It is the first Sunday in Lent. The title of today’s cantata is “Ein feste Burg ist unser Gott” (A Mighty Fortress Is Our God). The cantata was written for Reformation Day, but that won’t fall on a Sunday until 2021, and I can’t wait that long to give you one of Bach’s best-loved cantatas. And as we will see, the text relates nicely to today’s Gospel reading — and many congregations will be singing the Martin Luther hymn today that is the basis of the cantata. Listen to Bach’s cantata and rejoice:
The most recognizable iteration of the melody, from Luther’s hymn, is contained in the final chorale at 23:20 of the recording.

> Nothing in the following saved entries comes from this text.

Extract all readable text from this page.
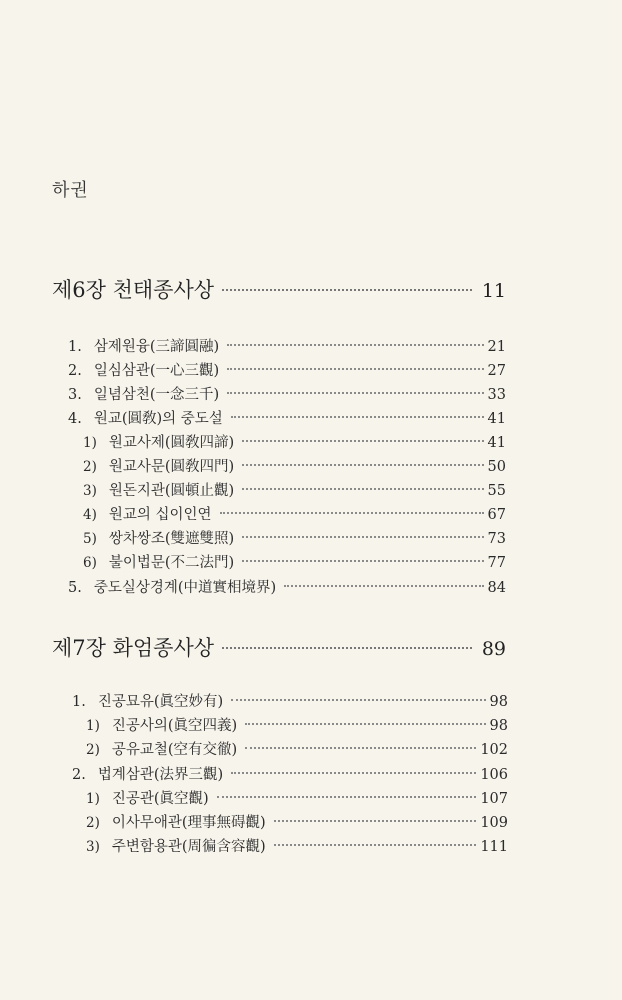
하권
제6장 천태종사상	11
1. 삼제원융(三諦圓融)	21
2. 일심삼관(一心三觀)	27
3. 일념삼천(一念三千)	33
4. 원교(圓敎)의 중도설	41
1) 원교사제(圓敎四諦)	41
2) 원교사문(圓敎四門)	50
3) 원돈지관(圓頓止觀)	55
4) 원교의 십이인연	67
5) 쌍차쌍조(雙遮雙照)	73
6) 불이법문(不二法門)	77
5. 중도실상경계(中道實相境界)	84
제7장 화엄종사상	89
1. 진공묘유(眞空妙有)	98
1) 진공사의(眞空四義)	98
2) 공유교철(空有交徹)	102
2. 법계삼관(法界三觀)	106
1) 진공관(眞空觀)	107
2) 이사무애관(理事無碍觀)	109
3) 주변함용관(周徧含容觀)	111
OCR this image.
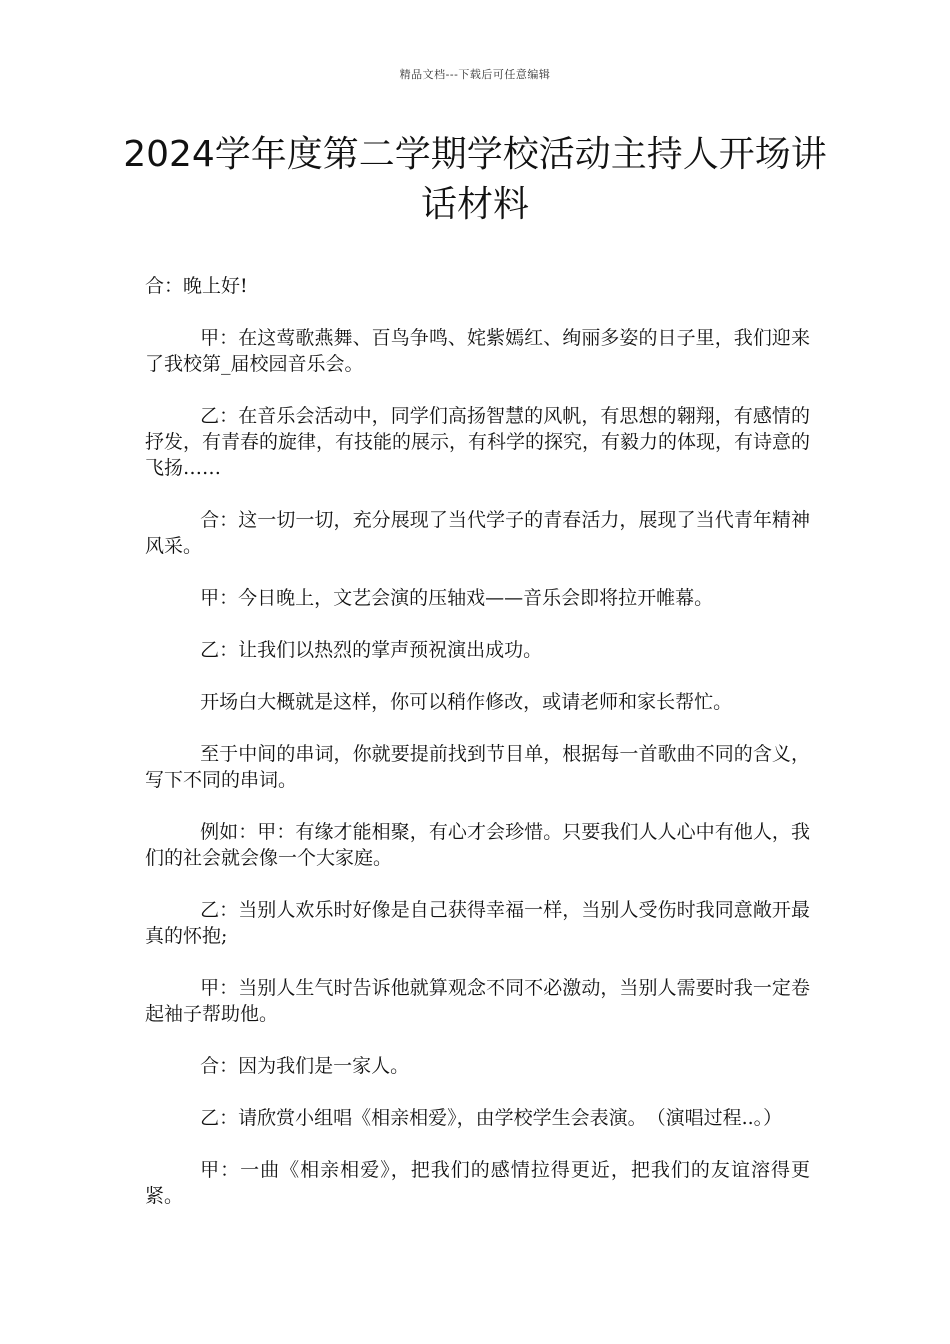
精品文档---下载后可任意编辑
2024学年度第二学期学校活动主持人开场讲话材料

合：晚上好!

甲：在这莺歌燕舞、百鸟争鸣、姹紫嫣红、绚丽多姿的日子里，我们迎来了我校第_届校园音乐会。

乙：在音乐会活动中，同学们高扬智慧的风帆，有思想的翱翔，有感情的抒发，有青春的旋律，有技能的展示，有科学的探究，有毅力的体现，有诗意的飞扬……

合：这一切一切，充分展现了当代学子的青春活力，展现了当代青年精神风采。

甲：今日晚上，文艺会演的压轴戏——音乐会即将拉开帷幕。

乙：让我们以热烈的掌声预祝演出成功。

开场白大概就是这样，你可以稍作修改，或请老师和家长帮忙。

至于中间的串词，你就要提前找到节目单，根据每一首歌曲不同的含义，写下不同的串词。

例如：甲：有缘才能相聚，有心才会珍惜。只要我们人人心中有他人，我们的社会就会像一个大家庭。

乙：当别人欢乐时好像是自己获得幸福一样，当别人受伤时我同意敞开最真的怀抱;

甲：当别人生气时告诉他就算观念不同不必激动，当别人需要时我一定卷起袖子帮助他。

合：因为我们是一家人。

乙：请欣赏小组唱《相亲相爱》，由学校学生会表演。　（演唱过程..。）

甲：一曲《相亲相爱》，把我们的感情拉得更近，把我们的友谊溶得更紧。
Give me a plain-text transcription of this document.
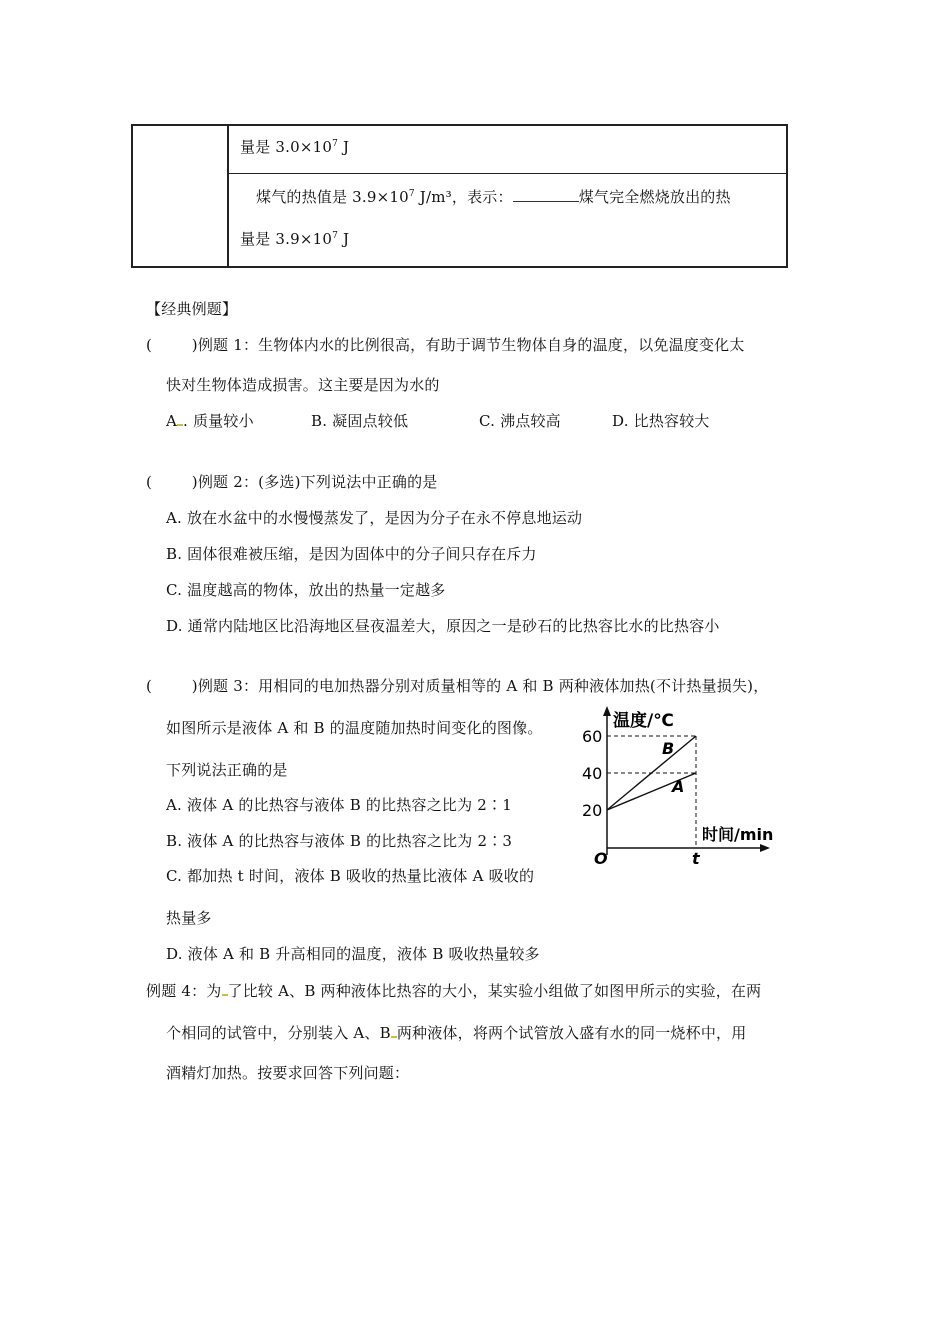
量是 $3.0\times 10^7$ J
煤气的热值是 $3.9\times 10^7$ J/m³，表示：	煤气完全燃烧放出的热
量是 $3.9\times 10^7$ J
【经典例题】
(        )例题 1：生物体内水的比例很高，有助于调节生物体自身的温度，以免温度变化太
快对生物体造成损害。这主要是因为水的
A . 质量较小	B. 凝固点较低	C. 沸点较高	D. 比热容较大
(        )例题 2：(多选)下列说法中正确的是
A. 放在水盆中的水慢慢蒸发了，是因为分子在永不停息地运动
B. 固体很难被压缩，是因为固体中的分子间只存在斥力
C. 温度越高的物体，放出的热量一定越多
D. 通常内陆地区比沿海地区昼夜温差大，原因之一是砂石的比热容比水的比热容小
(        )例题 3：用相同的电加热器分别对质量相等的 A 和 B 两种液体加热(不计热量损失)，
如图所示是液体 A 和 B 的温度随加热时间变化的图像。
下列说法正确的是
A. 液体 A 的比热容与液体 B 的比热容之比为 2∶1
B. 液体 A 的比热容与液体 B 的比热容之比为 2∶3
C. 都加热 t 时间，液体 B 吸收的热量比液体 A 吸收的
热量多
D. 液体 A 和 B 升高相同的温度，液体 B 吸收热量较多
温度/℃
60
40
20
B
A
时间/min
O	t
例题 4：为 了比较 A、B 两种液体比热容的大小，某实验小组做了如图甲所示的实验，在两
个相同的试管中，分别装入 A、B 两种液体，将两个试管放入盛有水的同一烧杯中，用
酒精灯加热。按要求回答下列问题：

Luther is said to have uttered these words: “Next to the Word of God, the noble art of music is the greatest treasure in the world.” These words ring true to me, especially because musical works — Bach’s cantatas in particular — have played a primary role in bringing me back to the church.
Today’s Gospel reading is Mark 1:9-15, and describes Jesus’s 40 days in the wilderness being tempted by Satan:
The Baptism and Testing of Jesus
At that time Jesus came from Nazareth in Galilee and was baptized by John in the Jordan. Just as Jesus was coming up out of the water, he saw heaven being torn open and the Spirit descending on him like a dove. And a voice came from heaven: “You are my Son, whom I love; with you I am well pleased.”
At once the Spirit sent him out into the wilderness, and he was in the wilderness forty days, being tempted by Satan. He was with the wild animals, and angels attended him.
Jesus Announces the Good News
After John was put in prison, Jesus went into Galilee, proclaiming the good news of God. “The time has come,” he said. “The kingdom of God has come near. Repent and believe the good news!”
Last week’s Gospel reading concerned the Transfiguration of our Lord — another milestone of Jesus’s life, and another one where a voice came from the heavens, proclaiming that Jesus is God’s son. We have already heard verses 9-11 this church year, on the first Sunday after the Epiphany, but now we carry on the story to Jesus’s temptation and the proclamation of good news.
The text of today’s cantata is available here. The theme of fighting Satan is also apparent in this cantata, making this an appropriate cantata for the occasion. The opening chorus speaks of God being a fortress against “the old, evil enemy … and his horrid armaments”:
Our God is a secure fortress,
a good shield and weapon;
He helps us willingly out of all troubles,
that now have encountered us.
The old, evil enemy
is earnestly bent on it,
great strength and much deceit
are his horrid armaments,
there is nothing like him on earth.
A recitative proclaims God’s victory in “the war against Satan’s host”:
Only consider, child of God, that such great love,
which Jesus Himself
with His blood signed over to you,
through which He,
in the war against Satan’s host and against the world and sin,
has won you!
Do not make a place in your soul
for Satan and depravity!
I have given up both alcohol and chips for Lent — a double sacrifice that I’m sure we can all agree is very close to spending 40 days in the wilderness being tempted by Satan! OK, maybe not quite — but close, right?
I’ve been criticized for bringing you only Bach in these Sunday posts. I’m going to continue to present Bach cantatas, but I’ll give you some other music when it relates — and today is a perfect example, because one of my favorite composers, Felix Mendelssohn, used the same Martin Luther hymn as the basis of the fourth movement of his “Reformation Symphony”:
The entire symphony is available there for you to listen to, but I have set it up to begin at the fourth movement, so you can hear the stirring melody used in Bach’s cantata. It begins in the flute, spreads to other woodwinds, and is gradually taken up by the full orchestra. At 27:42, there is a stirring rendition of the theme to close the symphony. The symphony was labeled Mendelssohn’s Fifth, but was actually his second, and is not performed nearly often enough.
If you’re interested in hearing a beautiful performance of Luther’s hymn sung in English, there’s this performance by the Choir of King’s College, Cambridge.
UPDATE: A commmenter explains the meaning of the Arabic letter in the video, as to which I was previously ignorant:
The Arabic letter is a “nun,” for “Nazarene.” ISIS militants spray-painted it on the homes of Christians to mark them for terror and then seizure of their property. Some Westerners have adopted it as a symbol of solidarity.
UPDATE x2: If you don’t have time to listen to anything else, make sure to listen to the duet at 19:12. It is one of the more beautiful passages Bach wrote — and that’s saying something.